Il 1914 e lo scadere dei tempi dei gentili

Articolo N. 9

Al capitolo 24 del suo vangelo Matteo riferisce di un momento particolare in cui Gesù e i discepoli si soffermano a guardare lo splendore del tempio. Gesù però ne preannuncia la distruzione dicendo che non rimarrà pietra che non venga diroccata. Questo è un capitolo profetico di grande importanza per determinare una collocazione storica degli avvenimenti che caratterizzano il tempo della fine.

Un po’ dopo i discepoli si avvicinano privatamente al Messia chiedendo spiegazioni. La loro domanda si articola in due punti.
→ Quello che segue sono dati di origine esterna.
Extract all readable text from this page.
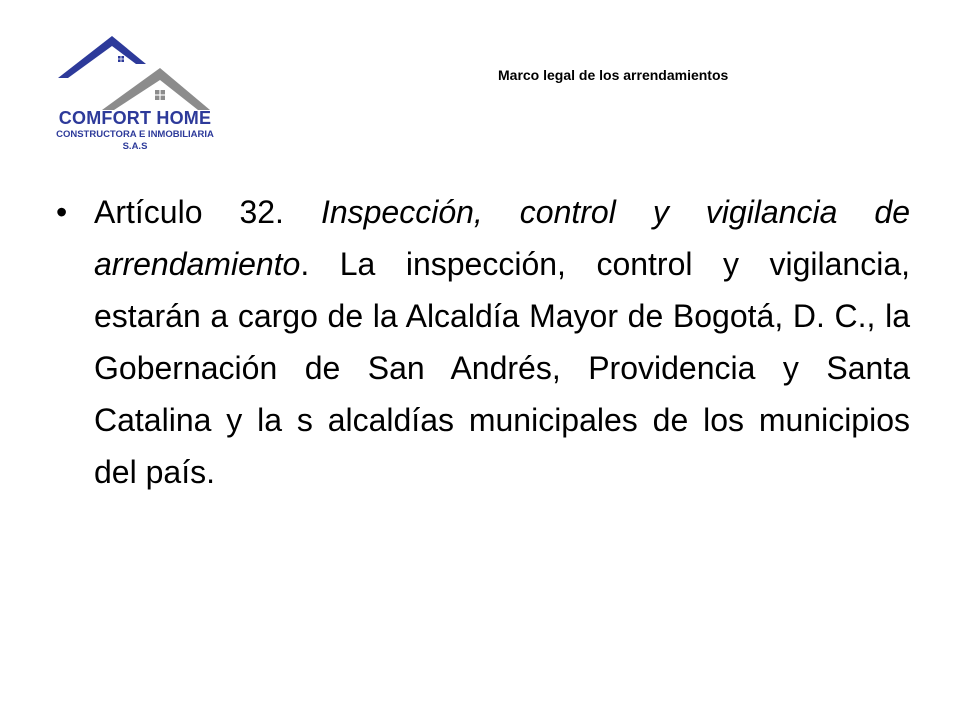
COMFORT HOME
CONSTRUCTORA E INMOBILIARIA
S.A.S
Marco legal de los arrendamientos
• Artículo 32. Inspección, control y vigilancia de arrendamiento. La inspección, control y vigilancia, estarán a cargo de la Alcaldía Mayor de Bogotá, D. C., la Gobernación de San Andrés, Providencia y Santa Catalina y la s alcaldías municipales de los municipios del país.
Vogliono chiarimenti su quale dovrà essere il segno della presenza del loro maestro come re regnante e come riusciranno a percepire l’inizio del tempo della fine.
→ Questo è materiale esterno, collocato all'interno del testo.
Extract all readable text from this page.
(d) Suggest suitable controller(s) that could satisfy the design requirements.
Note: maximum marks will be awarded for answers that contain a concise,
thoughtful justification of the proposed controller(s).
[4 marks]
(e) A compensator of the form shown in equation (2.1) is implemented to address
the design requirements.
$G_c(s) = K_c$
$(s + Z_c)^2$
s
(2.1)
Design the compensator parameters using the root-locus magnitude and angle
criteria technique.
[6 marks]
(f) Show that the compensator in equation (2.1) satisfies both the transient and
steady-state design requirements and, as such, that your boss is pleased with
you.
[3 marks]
Le parole utilizzate nel testo greco sono significative e scandiscono il succedersi di diversi momenti all’interno di un più lungo periodo. E’ il tempo che viene definito nella domanda dei discepoli come “fine del sistema di cose”.  In greco ciò risponde al termine “sunteleia”. Questa parola include un periodo dalla durata imprecisata, caratterizzato però da un suo momento iniziale (arkè) e da uno finale (télos).
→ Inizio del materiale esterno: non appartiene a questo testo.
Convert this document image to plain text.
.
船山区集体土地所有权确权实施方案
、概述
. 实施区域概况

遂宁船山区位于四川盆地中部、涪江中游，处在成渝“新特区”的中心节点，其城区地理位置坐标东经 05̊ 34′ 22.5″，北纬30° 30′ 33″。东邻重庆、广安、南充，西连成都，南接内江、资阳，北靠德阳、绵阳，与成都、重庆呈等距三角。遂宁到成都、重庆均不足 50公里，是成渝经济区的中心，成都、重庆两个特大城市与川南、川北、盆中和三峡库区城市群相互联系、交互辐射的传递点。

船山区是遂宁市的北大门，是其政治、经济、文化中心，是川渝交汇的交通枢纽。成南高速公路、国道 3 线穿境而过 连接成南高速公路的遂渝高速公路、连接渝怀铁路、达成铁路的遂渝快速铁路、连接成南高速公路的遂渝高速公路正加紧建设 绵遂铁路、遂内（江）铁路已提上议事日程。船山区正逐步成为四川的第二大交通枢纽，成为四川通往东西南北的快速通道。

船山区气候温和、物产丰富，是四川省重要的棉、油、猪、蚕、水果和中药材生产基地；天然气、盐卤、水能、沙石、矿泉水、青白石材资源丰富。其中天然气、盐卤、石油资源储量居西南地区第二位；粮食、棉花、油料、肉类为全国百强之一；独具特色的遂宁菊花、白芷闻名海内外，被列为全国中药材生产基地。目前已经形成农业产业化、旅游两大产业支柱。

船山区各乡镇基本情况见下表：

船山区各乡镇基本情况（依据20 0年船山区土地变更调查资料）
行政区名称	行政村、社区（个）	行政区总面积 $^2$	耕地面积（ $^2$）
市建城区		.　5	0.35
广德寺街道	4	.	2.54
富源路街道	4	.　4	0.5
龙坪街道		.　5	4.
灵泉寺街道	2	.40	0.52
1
Gesù come al solito risponde da maestro. Secoli di storia vengono rapidamente fatti scorrere in un unico versetto. In Matteo 24:6 Gesù dice che semplicemente ci saranno guerre e notizie di guerre, ma che questo non è il segno della fine. Poi introduce ciò che egli descrive come “il principio dei dolori di afflizione”. Si tratta di un rivolgimento su larga scala che coinvolge regni e nazioni. (Matteo 24:6) I Testimoni di Geova, a partire dalle indicazioni di Charles Taze Russel e della sua cerchia di amici, hanno anticipatamente identificato questo momento nell’inizio della prima guerra mondiale.

Ad arrivare alla determinazione del 1914 come anno climax, foriero di avvenimenti drammatici, furono gli avventisti sulla base di particolari indagini relative alla cronologia delle Scritture. Perciò, quando nel 1914 scoppiava la prima guerra mondiale, le previsioni apocalittiche che erano circolate in alcuni ambienti  sembrarono giustificate.

Ecco dunque che uno dei punti di maggior richiamo nella dottrina dei Testimoni di Geova è stato fin dall’inizio quello che riguarda la fine del mondo. A questo le Scritture fanno riferimento, con un’unica espressione,  come alla “fine dei tempi”. Dopo  inizia il “nuovo mondo”.

E’ pertanto nella cronologia biblica che vanno ricercate le indicazioni per individuare la data precisa della fine dei tempi. Uno dei modi fondamentali per raggiungere questo scopo é tradizionalmente il calcolo dei tempi dei gentili. I testimoni di Geova fanno  partire questo periodo dall’anno della distruzione di Gerusalemme nell’anno 607 a.C. Come già ho indicato in un precedente articolo su questo blog –  Gerusalemme rasa al suolo: Quando? – la maggioranza degli studi non depone a favore della correttezza storica di quella data. Perciò, in questo articolo mi propongo di fare chiarezza.

Le scritture implicate vanno riconsiderate. E’ sicuramente vero che Gerusalemme non fu distrutta nel 607 a.C., bensì 20 anni dopo, cioè nel 587. Ma il fulcro dell’ argomento non è necessariamente questo. Le cose vanno guardate da un’altra prospettiva. Proviamo a prendere come centrale il ruolo di Babilonia anzicchè quello di Gerusalemme. La profezia di Geremia  circa la vendetta di Geova sulle nazioni intorno a Giuda (riportata al capitolo 25:17-18) comincia ad adempiersi 18 anni prima della distruzione di Gerusalemme nel 587 a.C., quindi  verso il 605 a.C., anno della battaglia di Carchemis.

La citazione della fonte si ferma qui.